Lincoln also had to be careful in his speeches. Many people were looking for policy directives, which he could not offer. So his speeches were bland and disappointing. But in his defense, he couldn’t say enough to unite the nation—and that’s what many people wanted.
Lincoln was despondent when he left Springfield. He visited his mother for an emotional farewell, and told his law partner Billy Herndon that he would be back to practice “law as if nothing had ever happened.” The farewell speech he gave at the Springfield depot was one of his most moving—especially since we know that he never returned to the town he so admired and loved. There are several versions of his speech, according to Herndon this is the most accurate:
Friends: No one who has never been placed in a like position, can understand my feelings at this hour, nor the oppressive sadness I feel at this parting. For more than a quarter of a century I have lived among you, and during all that time I have received nothing but kindness at your hands. Here I have lived from my youth until now I am an old man. Here the most sacred ties of earth were assumed; here all my children were born; and here one of them lies buried.
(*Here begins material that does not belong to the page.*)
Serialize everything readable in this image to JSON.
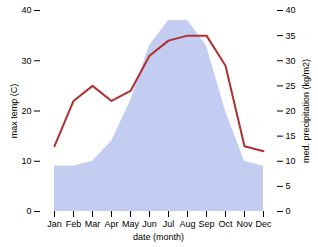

To you, dear friends, I owe all that I have, all that I am. All the strange, chequered past seems to crowd now upon my mind. To-day I leave you; I go to assume a task more difficult than that which devolved upon General Washington. Unless the great God who assisted him, shall be with and aid me, I must fail. But if the same omniscient mind, and Almighty arm that directed and protected him, shall guide and support me, I shall not fail, I shall succeed. Let us all pray that the God of our fathers may not forsake us now. To him I commend you all--permit me to ask that with equal security and faith, you all will invoke His wisdom and guidance for me. With these few words I must leave you--for how long I know not. Friends, one and all, I must now bid you an affectionate farewell.